The provincial budget drops that day and the centre is hopeful they will receive $7.5 million from the province, spread out over three years. 

The centre offers programs to people living with disabilities. 

Their current home is in a building built in 1961 — that was attached to the old Fairview Arena. Its roof collapsed in February 2018 and was subsequently demolished. 

“That collapse has allowed us to think bigger about what our home should look like,” said CEO Jung-Suk Ryu. 

Plans are in place to build a $21.5-million project that would include three buildings, accessible for all, where the current facility sits.

“For the most part it's going to be a completely brand new build,” said Ryu.

“There’s going to be an expanded visual arts space, because we have a wait list of over 100 artists trying to get into our program.”

Indefinite Arts currently serves more than 300 artists living with disabilities and the wait list of more than 100 is about two years.

The city has previously said it will not be rebuilding the arena, and was brainstorming how to transform the space. 

"On very valuable, publicly owned land, we are no longer going to do one thing," said Ward 9 Coun. Gian Carlo Carra.

Carra added there are no concrete plans for the area. 

"I think in the short term, it's green space proposition.
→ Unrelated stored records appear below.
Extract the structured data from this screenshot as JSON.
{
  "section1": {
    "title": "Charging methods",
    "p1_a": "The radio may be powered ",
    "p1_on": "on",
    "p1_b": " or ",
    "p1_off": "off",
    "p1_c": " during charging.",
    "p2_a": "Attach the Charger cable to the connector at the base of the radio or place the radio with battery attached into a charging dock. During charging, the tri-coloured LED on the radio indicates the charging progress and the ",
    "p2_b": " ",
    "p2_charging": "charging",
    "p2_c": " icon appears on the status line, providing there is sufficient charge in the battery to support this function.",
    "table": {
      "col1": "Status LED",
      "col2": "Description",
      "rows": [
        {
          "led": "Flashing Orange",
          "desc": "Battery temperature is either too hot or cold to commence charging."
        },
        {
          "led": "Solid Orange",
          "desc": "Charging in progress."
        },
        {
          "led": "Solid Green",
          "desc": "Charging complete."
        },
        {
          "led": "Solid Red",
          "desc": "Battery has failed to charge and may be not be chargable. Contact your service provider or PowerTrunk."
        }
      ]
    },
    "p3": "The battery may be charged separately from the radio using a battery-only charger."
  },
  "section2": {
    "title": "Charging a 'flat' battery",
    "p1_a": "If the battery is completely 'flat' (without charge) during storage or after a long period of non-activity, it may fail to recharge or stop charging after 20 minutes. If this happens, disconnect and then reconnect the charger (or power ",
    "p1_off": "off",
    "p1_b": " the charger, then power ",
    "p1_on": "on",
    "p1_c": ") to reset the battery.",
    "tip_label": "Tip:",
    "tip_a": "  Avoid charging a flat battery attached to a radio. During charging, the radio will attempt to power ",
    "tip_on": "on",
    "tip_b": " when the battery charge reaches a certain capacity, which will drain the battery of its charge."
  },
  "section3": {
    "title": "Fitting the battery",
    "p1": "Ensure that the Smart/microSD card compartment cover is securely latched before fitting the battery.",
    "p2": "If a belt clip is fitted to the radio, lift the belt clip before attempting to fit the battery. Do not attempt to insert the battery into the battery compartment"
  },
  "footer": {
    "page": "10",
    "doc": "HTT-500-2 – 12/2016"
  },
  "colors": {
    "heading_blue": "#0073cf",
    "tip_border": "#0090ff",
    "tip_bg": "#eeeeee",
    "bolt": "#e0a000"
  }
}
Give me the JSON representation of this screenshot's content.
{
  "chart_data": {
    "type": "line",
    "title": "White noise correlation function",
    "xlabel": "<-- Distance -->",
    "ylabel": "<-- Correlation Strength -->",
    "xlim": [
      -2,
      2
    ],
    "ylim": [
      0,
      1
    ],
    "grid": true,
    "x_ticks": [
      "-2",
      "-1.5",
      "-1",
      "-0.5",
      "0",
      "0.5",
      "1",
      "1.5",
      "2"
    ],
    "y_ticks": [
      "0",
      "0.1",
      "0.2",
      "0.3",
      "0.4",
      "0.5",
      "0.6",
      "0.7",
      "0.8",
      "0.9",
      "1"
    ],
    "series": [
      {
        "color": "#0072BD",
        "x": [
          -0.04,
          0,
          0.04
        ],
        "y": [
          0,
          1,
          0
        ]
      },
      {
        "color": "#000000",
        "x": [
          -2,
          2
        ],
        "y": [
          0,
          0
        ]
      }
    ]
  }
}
As things like Indefinite Arts and stuff starts to happen there, maybe we do housing over more art space, maybe we do seniors housing, as we want this to become a hub for community." 

According to Ryu, there are many problems with the current facility, as water pools in different areas, the roof is slanted and there are a number of cracks in the walls. 

Ryu adds that if they receive funding from the province, they would look for a matching $7.5 million from Ottawa, and then have to raise $6.5 million over three years through the community. 

“It's a busy place day-to-day and we definitely have a need right now, we’re bursting at our seams," he said.

If construction begins this year, the organization plans to finish by 2023. 

“Today we’re about six to eight months from being able to break ground," said Ryu.

"But there are a number of pieces that are outstanding."